Problems with CachingResourceManager

Brad Wood

unread,

Dec 31, 2021, 3:50:50 PM12/31/21

to Undertow Dev

So I was pretty happy with getting the CachingResourceManager plugged into my code, but I figured I would run some test to make sure it was actually caching stuff. Turns out it doesn't work. It actually has a number of fairly serious issues that seem to make it a no-op. I'm actually curious if anyone has really ever tested it before or if everyone just assumes it's working since it doesn't error. I'll try to break down all the issues I ran into categorically. I spent a couple days reverse engineering how it's supposed to work. Some of these issues in are also in the DirectBufferCache and likely affect other uses of it outside of the CachingResourceManager. The good news I have what appears to be fixes for many of these issues locally so I can try and help with pull requests.

CacheEntry claim enable has code paths that leave invalid cache items

So the cyclomatic complexity of the CachedResource's serve() method is pretty crazy. There are a ton of code paths which vaguely use non-idempotent methods like cacheItem.reference() or calls that require *un-doing" like cacheItem.claimEnable(). There are a number of code paths that leave cache entries in invalid states.
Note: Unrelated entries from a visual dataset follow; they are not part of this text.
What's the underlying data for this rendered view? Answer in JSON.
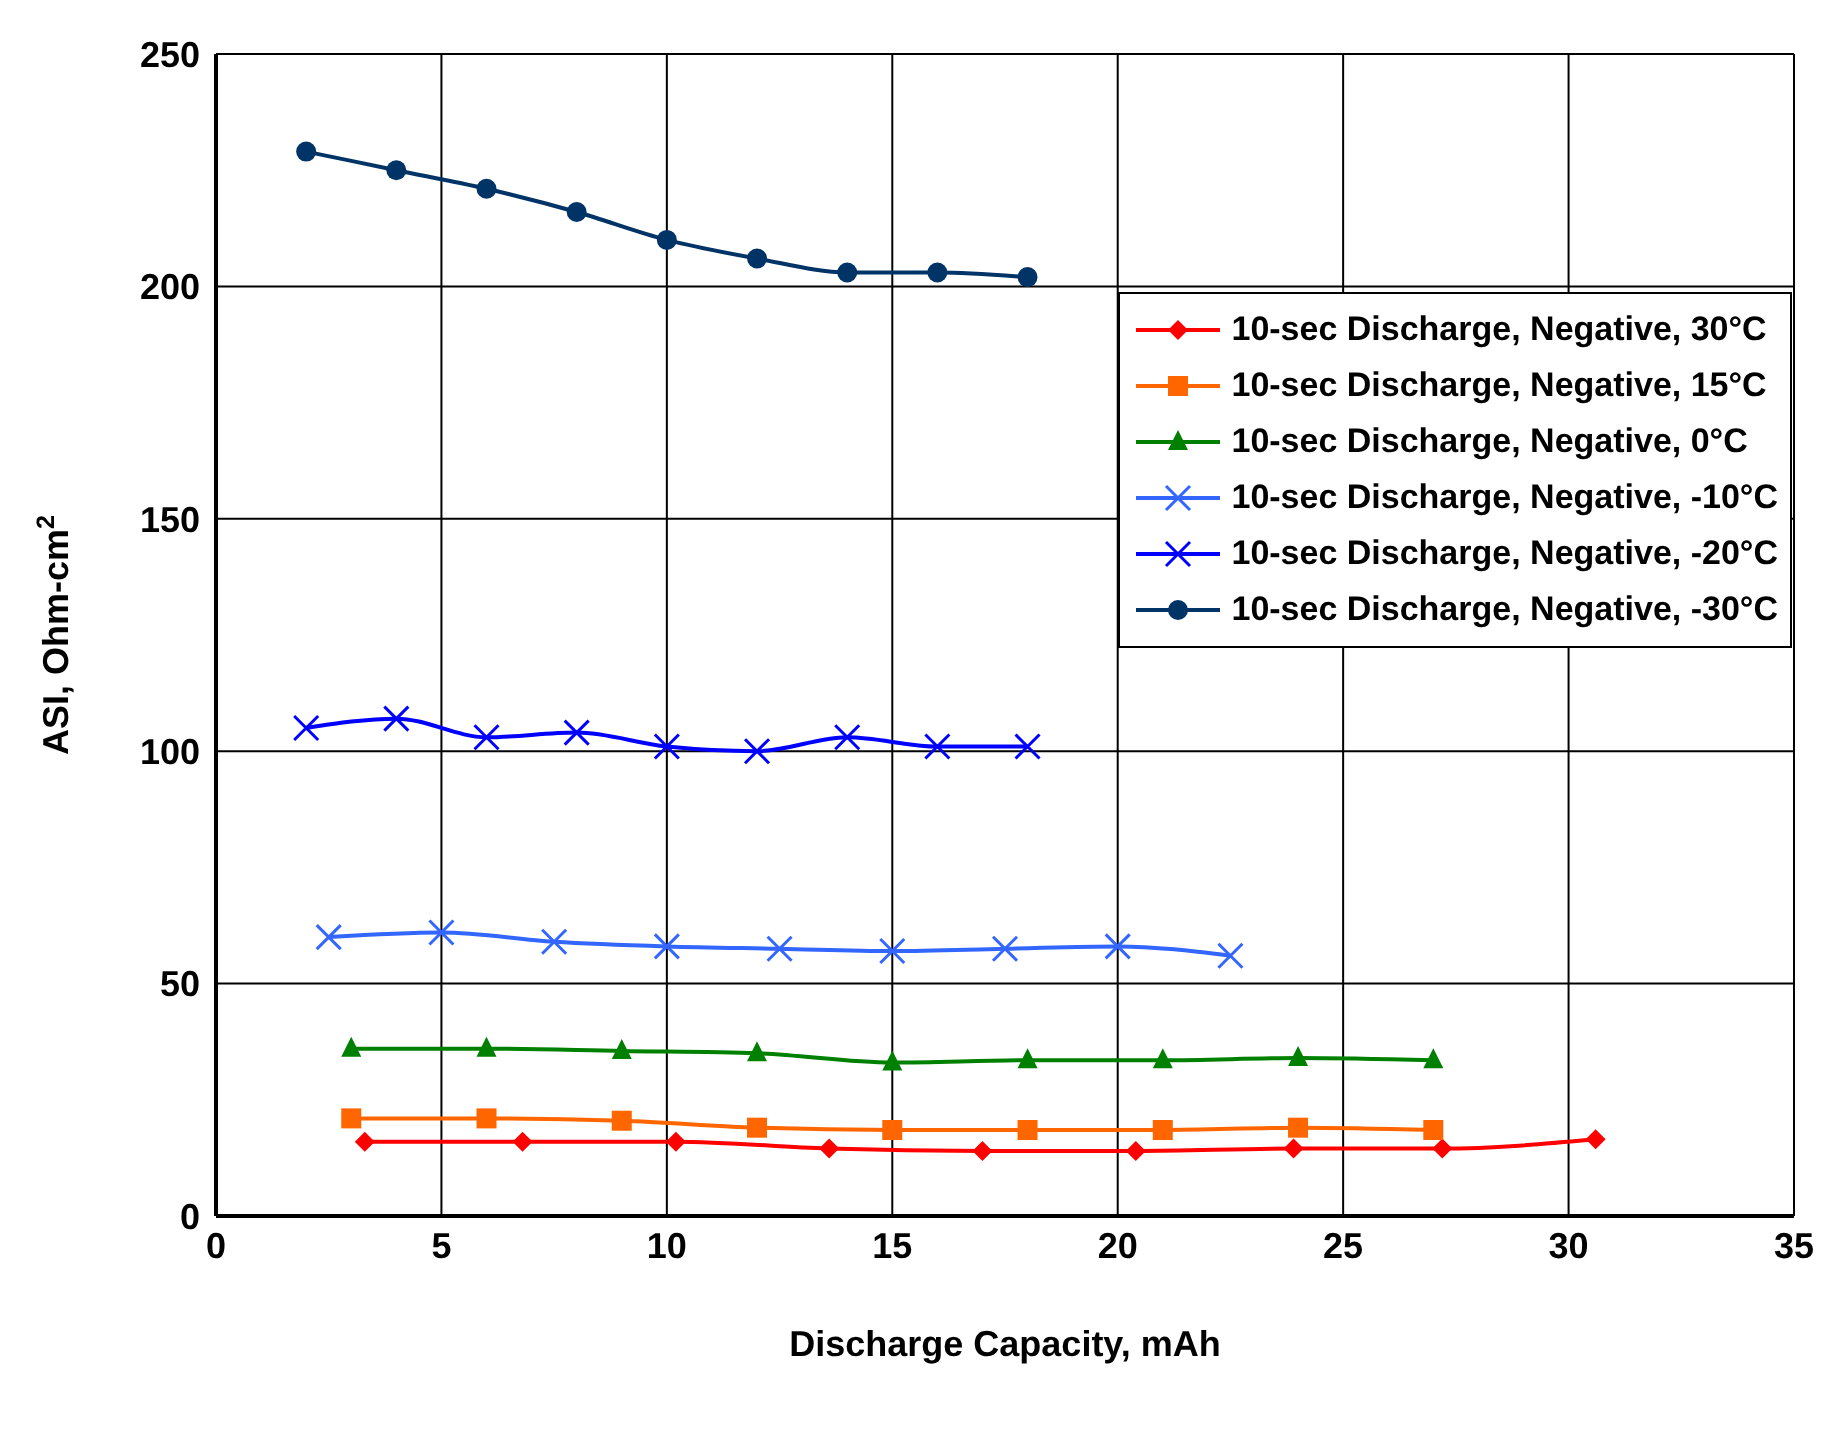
{
  "chart_data": {
    "type": "line",
    "xlabel": "Discharge Capacity, mAh",
    "ylabel": "ASI, Ohm-cm$^{2}$",
    "xlim": [
      0,
      35
    ],
    "xticks": [
      0,
      5,
      10,
      15,
      20,
      25,
      30,
      35
    ],
    "ylim": [
      0,
      250
    ],
    "yticks": [
      0,
      50,
      100,
      150,
      200,
      250
    ],
    "grid": true,
    "legend": "top right",
    "series": [
      {
        "name": "10-sec Discharge, Negative, 30°C",
        "color": "#ff0000",
        "marker": "diamond",
        "x": [
          3.3,
          6.8,
          10.2,
          13.6,
          17,
          20.4,
          23.9,
          27.2,
          30.6
        ],
        "values": [
          16,
          16,
          16,
          14.5,
          14,
          14,
          14.5,
          14.5,
          16.5
        ]
      },
      {
        "name": "10-sec Discharge, Negative, 15°C",
        "color": "#ff6600",
        "marker": "square",
        "x": [
          3,
          6,
          9,
          12,
          15,
          18,
          21,
          24,
          27
        ],
        "values": [
          21,
          21,
          20.5,
          19,
          18.5,
          18.5,
          18.5,
          19,
          18.5
        ]
      },
      {
        "name": "10-sec Discharge, Negative, 0°C",
        "color": "#008000",
        "marker": "triangle",
        "x": [
          3,
          6,
          9,
          12,
          15,
          18,
          21,
          24,
          27
        ],
        "values": [
          36,
          36,
          35.5,
          35,
          33,
          33.5,
          33.5,
          34,
          33.5
        ]
      },
      {
        "name": "10-sec Discharge, Negative, -10°C",
        "color": "#3366ff",
        "marker": "cross",
        "x": [
          2.5,
          5,
          7.5,
          10,
          12.5,
          15,
          17.5,
          20,
          22.5
        ],
        "values": [
          60,
          61,
          59,
          58,
          57.5,
          57,
          57.5,
          58,
          56
        ]
      },
      {
        "name": "10-sec Discharge, Negative, -20°C",
        "color": "#0000ff",
        "marker": "cross",
        "x": [
          2,
          4,
          6,
          8,
          10,
          12,
          14,
          16,
          18
        ],
        "values": [
          105,
          107,
          103,
          104,
          101,
          100,
          103,
          101,
          101
        ]
      },
      {
        "name": "10-sec Discharge, Negative, -30°C",
        "color": "#003366",
        "marker": "circle",
        "x": [
          2,
          4,
          6,
          8,
          10,
          12,
          14,
          16,
          18
        ],
        "values": [
          229,
          225,
          221,
          216,
          210,
          206,
          203,
          203,
          202
        ]
      }
    ]
  }
}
Most notably, in its current form, a cached resource won't actually get cached until the SECOND time its served (more on why below) but the serve method tends to leave CacheEntries with an enabled status of "1" which means they can never be claimed by another thread, basically killing them. I had to completely refactor CachedResource.serve() to ensure any claimed CacheEntry which didn't get wrapped by the ResponseCacheSender was careful to disable the entry so it could get picked up the next thread.
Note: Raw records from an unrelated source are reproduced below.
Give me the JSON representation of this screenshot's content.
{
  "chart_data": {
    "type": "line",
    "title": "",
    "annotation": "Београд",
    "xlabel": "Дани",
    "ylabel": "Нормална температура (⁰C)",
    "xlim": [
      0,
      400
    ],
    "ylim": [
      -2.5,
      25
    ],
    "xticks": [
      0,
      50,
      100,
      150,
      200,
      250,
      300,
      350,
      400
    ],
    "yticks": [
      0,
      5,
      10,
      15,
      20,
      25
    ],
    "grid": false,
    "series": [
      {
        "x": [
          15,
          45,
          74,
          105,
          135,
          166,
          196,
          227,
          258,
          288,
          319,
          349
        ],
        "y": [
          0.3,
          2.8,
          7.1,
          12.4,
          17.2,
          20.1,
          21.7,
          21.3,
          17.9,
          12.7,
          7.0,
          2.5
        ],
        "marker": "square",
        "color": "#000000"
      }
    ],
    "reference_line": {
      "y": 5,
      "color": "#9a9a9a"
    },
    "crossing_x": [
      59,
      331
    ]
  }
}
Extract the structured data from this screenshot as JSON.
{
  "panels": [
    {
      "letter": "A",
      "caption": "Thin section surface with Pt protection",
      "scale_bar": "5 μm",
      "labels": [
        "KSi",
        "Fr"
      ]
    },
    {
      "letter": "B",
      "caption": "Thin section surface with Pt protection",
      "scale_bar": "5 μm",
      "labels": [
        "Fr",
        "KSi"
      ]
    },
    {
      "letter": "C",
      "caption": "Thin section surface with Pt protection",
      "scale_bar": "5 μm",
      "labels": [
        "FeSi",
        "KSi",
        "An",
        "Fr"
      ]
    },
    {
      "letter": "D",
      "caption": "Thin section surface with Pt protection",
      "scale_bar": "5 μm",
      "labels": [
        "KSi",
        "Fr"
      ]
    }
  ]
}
CacheEntries aren't allocated right away, and are only eventually allocated once the get() hit sampling runs every 5 hits

So this is the reason it takes TWO hits to a cache resource to actually cache it. There is no logic anywhere that actually asks newly created cache entries to allocate their buffers! This means the first time through CachedResource.server(), the entry is unallocated so it's not possible to be cached. The ONLY code that eventually allocates an entry is inside of the hit sampling counter that attempts to purge items from the cache to see if it can finally allocate buffers for unallocated entries. So it's only after 5 "hits" (the SAMPLE_INTERVAL) to the cache entry that it gets eventually allocated. This clearly appears to be an oversight as there's no reason not to immediately attempt allocation of buffers to each new cache entry.

CacheEntries log way more hits than they should

I mentioned above that it takes 5 "hits" to a cache entry before it's allocated. You may be wondering how it gets cached after only two HTTP requests. The reason is that the CacheEntry receives FOUR hits for every HTTP request due to multiple dataCache.get() calls throughout the code (such as getting the content length). So by the 2nd http request, the cacheEntry is getting its 5th (though 8th) "hit" which finally manages to allocate it. To reduce contention and make the "hits" more accurate, I would introduce a "getQuiet()" method to the direct buffer cache which fetches an item from the cache without bumping the hit counter and triggering the cache reaping. I would have the CachedResource.serve() method be the only place that uses "get()" and all the other places use "getQuiet()" so there is only a single "hit" registered per HTTP request serving the file. Ironically all the extra hits helped mask of the issue above.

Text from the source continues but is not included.